An interesting feature of digital audio is that all threads within the system are independent of the base of this clock frequency, assuming there is a gold standard base frequency. It doesn't matter if the multiple cores in the system use different crystals, as long as they operate on the sample. However, at the edge of the system, where the true clock frequency matters, so does the delay that sampling creates en route.

In a multithreaded environment, one thread would be set aside to explicitly measure the real clock frequency, implement the clock recovery algorithm, measure the local clock versus the global clock, and agree on the clock skew with the master clock.

The clock can be measured implicitly using the underlying bit rate of the interconnect, such as S/PDIF or ADAT. Measuring the bits per second on any of these networks will give a measure of the master clock. Clocks can be measured explicitly by using protocols designed for this purpose, such as PTP over Ethernet.

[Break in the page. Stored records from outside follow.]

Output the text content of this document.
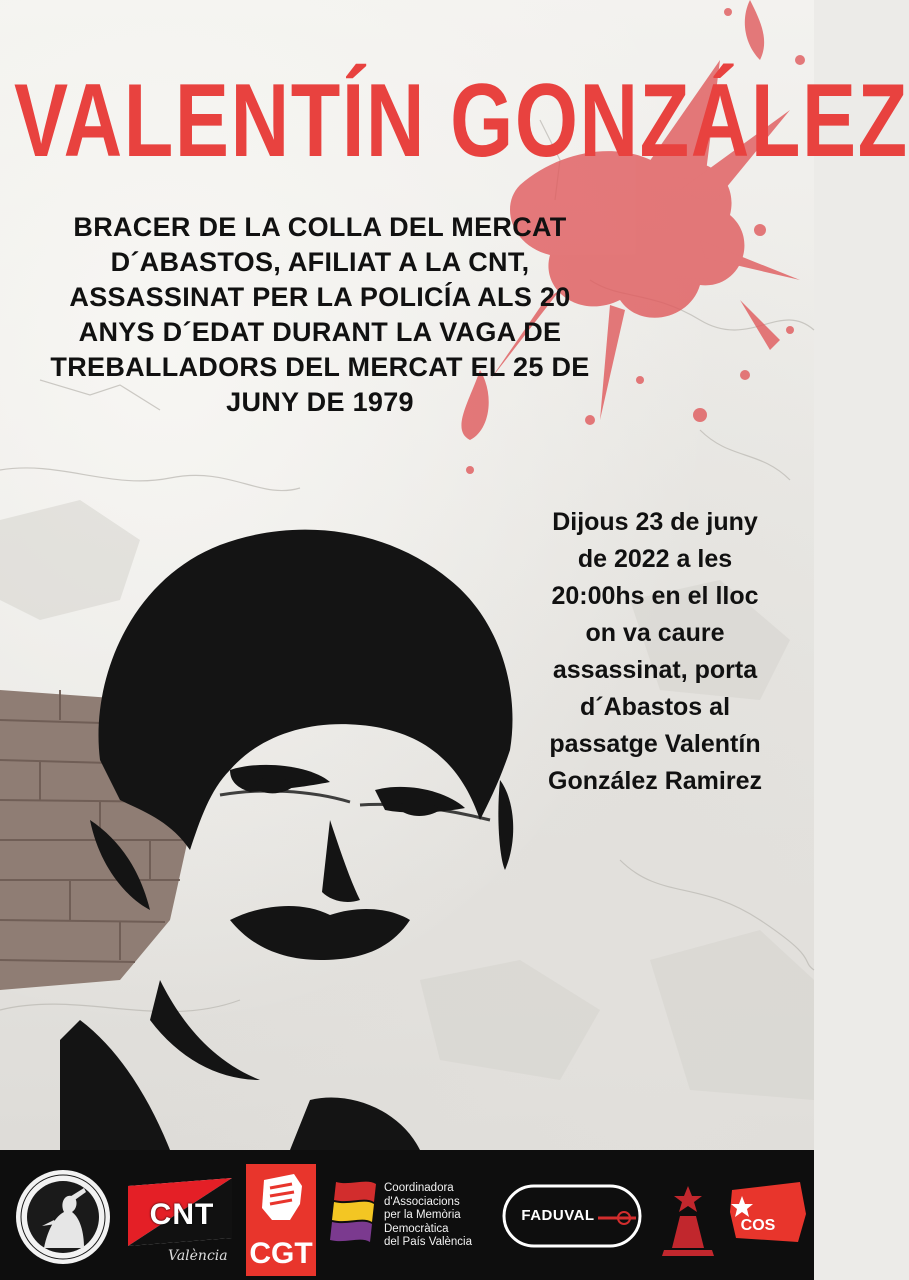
VALENTÍN GONZÁLEZ
BRACER DE LA COLLA DEL MERCAT
D´ABASTOS, AFILIAT A LA CNT,
ASSASSINAT PER LA POLICÍA ALS 20
ANYS D´EDAT DURANT LA VAGA DE
TREBALLADORS DEL MERCAT EL 25 DE
JUNY DE 1979
Dijous 23 de juny
de 2022 a les
20:00hs en el lloc
on va caure
assassinat, porta
d´Abastos al
passatge Valentín
González Ramirez
CNT
València CGT
Coordinadora
d'Associacions
per la Memòria
Democràtica
del País València
FADUVAL
COS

In the clock recovery thread, a control loop can be implemented that estimates the clock frequency and makes adjustments based on the observed error. In its simplest form, error is used as an indicator to adjust frequency, but filters can be used to reduce jitter. This software thread implements a function traditionally performed by a PLL but in software, so it can be inexpensively adapted to the environment.

in conclusion

Multithreaded development methods enable digital audio systems to be developed using a divide-and-conquer approach, where a problem is divided into a set of concurrent tasks, each executed in a separate thread on a multithreaded core.

Like many real-time systems, digital audio lends itself to a multi-threaded design approach because a digital audio system obviously consists of a set of tasks that process data and also require these tasks to execute concurrently.

Leave a Reply

Your email address will not be published.